Five meta-analyses (or combined analyses) of adjuvant chemotherapy have been published (39-43). Most of the analyses show a small benefit in survival for patients treated with postoperative adjuvant chemotherapy (evidence level 1a). Because of the nature of the data, however, adjuvant chemotherapy is not generally advised for patients who undergo a complete surgical resection of gastric cancer.

A major change in the management of gastric cancer is based on the results of the U.S. GI-Intergroup study, which randomized 556 patients with resected adenocarcinoma of the stomach or GEJ to surgery plus postoperative chemoradiotherapy (bolus 5-FU before, during, and after the irradiation) or surgery alone (44). The median overall survival in the surgery only arm was 27 months, compared to 36 months in the chemoradiotherapy group (P < 0.05). The survival at three years was 50% versus 40% in favor of patients treated with postoperative chemoradio-therapy. After a median follow-up of five years, compared with surgery alone, five-year overall survival was improved by 11.6% (40% vs. 28.4%, respectively; P < 0.001) and the relapse-free survival was increased from 25% to 31%. Patients treated with postoperative chemoradiotherapy had significant less loco-regional recurrences (level 1b evidence). Most patients did not undergo an extensive surgical resection although the protocol recommended a D2 resection. Fifty-four percent of the patients did not even have a D1 resection (44). So it is possible that the adjuvant therapy was simply making up for inadequate surgery. The chemotherapy used in this study was never considered to be a highly effective combination for stomach cancer. Therefore, better chemotherapeutic options should be investigated in this setting, such as infused regimens of 5-FU, which are currently recommended in this combination regimen. The addition of new cytotoxic agents is under investigation.

The Magic trial compared a strategy of surgery alone with perioperative chemotherapy (three cycles of preoperative 5FU/cisplatin-based chemotherapy followed by surgery followed by three cycles of postoperative chemotherapy) in 503 patients with gastric, GEJ, and distal esophageal adenocarcinoma. The patients treated with perioperative chemotherapy had a significantly better survival: 50% versus 41% were alive at two years and 36% versus 23% at five years compared with patients who were treated with surgery only. The progression survival was also significantly improved for patients treated with perioperative chemotherapy: HR 0.66 (95% CI 0.53-0.81; P=0.0001) (level 1b evidence) (45).

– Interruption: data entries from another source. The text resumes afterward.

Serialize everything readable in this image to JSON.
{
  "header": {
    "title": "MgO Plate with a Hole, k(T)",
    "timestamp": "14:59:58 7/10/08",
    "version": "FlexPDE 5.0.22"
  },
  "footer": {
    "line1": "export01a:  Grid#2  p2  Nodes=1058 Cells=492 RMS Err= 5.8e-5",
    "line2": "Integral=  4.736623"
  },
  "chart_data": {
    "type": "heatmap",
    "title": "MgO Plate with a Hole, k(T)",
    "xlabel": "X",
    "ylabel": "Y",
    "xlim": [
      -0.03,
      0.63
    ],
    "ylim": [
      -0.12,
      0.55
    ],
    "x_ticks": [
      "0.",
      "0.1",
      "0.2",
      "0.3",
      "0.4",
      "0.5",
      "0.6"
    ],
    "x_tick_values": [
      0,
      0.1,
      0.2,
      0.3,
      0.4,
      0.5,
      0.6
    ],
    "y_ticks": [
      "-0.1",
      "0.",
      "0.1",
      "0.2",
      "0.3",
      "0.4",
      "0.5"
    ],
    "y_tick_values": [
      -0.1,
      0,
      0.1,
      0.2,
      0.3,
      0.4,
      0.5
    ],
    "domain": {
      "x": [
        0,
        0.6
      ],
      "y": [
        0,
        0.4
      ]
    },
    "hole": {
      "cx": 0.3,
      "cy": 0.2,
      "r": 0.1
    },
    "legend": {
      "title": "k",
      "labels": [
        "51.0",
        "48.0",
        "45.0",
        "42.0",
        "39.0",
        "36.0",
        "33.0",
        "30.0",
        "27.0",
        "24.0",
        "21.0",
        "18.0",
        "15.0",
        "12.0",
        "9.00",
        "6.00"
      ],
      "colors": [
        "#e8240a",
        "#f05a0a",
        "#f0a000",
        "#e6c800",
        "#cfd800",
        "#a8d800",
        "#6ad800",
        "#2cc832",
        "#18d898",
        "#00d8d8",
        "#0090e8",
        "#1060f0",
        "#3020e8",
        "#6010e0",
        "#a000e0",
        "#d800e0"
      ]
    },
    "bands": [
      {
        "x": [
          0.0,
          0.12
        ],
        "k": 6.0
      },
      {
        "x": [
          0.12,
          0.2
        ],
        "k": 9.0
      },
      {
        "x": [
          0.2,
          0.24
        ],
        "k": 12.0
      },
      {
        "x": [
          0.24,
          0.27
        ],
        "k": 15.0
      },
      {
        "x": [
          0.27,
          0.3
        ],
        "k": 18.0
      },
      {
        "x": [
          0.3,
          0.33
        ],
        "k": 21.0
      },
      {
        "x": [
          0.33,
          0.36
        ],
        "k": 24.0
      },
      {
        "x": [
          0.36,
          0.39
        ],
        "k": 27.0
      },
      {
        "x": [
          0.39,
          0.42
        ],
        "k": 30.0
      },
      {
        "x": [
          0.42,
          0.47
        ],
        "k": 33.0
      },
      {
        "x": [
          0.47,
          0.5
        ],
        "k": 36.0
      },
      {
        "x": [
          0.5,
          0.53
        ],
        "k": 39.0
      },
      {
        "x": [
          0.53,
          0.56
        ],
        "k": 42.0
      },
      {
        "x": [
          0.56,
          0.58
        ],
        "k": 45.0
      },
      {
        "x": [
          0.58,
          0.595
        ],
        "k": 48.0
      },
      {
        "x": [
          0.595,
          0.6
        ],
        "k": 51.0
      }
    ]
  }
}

It can be concluded that there is growing evidence that (neo)adjuvant treatment improves the outcome of selected patients with gastric cancer. As a general strategy, there is an agreement to recommend postoperative chemoradiotherapy in fit patients who already underwent inadequate surgery or less than D1 resection (12). The strategy of either postoperative chemoradiotherapy or perioperative chemotherapy can be recommended after multidisciplinary team discussions. For both strategies, the evidence is based on data from a large well-performed randomized trial (level 1b evidence). The evidence supporting postoperative chemotherapy is not so strong because of the nature of the randomized trials included in the combined analyses. Generally, either perioperative chemotherapy or postoperative chemoradiotherapy is recommended for patients who have stage T3, T4, or N+ M0 gastric cancer. There is no general agreement whether patients with stage T2bN0 should be offered an adjuvant treatment. In this setting, other factors should be taken into consideration (e.g., factors presented in nomograms).

A neoadjuvant or adjuvant treatment should be offered only to fit patients without important comorbidities. Crucial in good tolerance, especially for the postoperative chemo-radiotherapy, is the ability of the patient to have an adequate calorie intake during the treatment. Adequate measures are therefore necessary, including the administration of enteral nutrition where required.

The strategy of neoadjuvant chemoradiotherapy in gastric cancer has been examined only in relatively small phase II studies. This approach is certainly feasible and promising activity has been suggested. Most patients had in these studies proximal gastric cancers.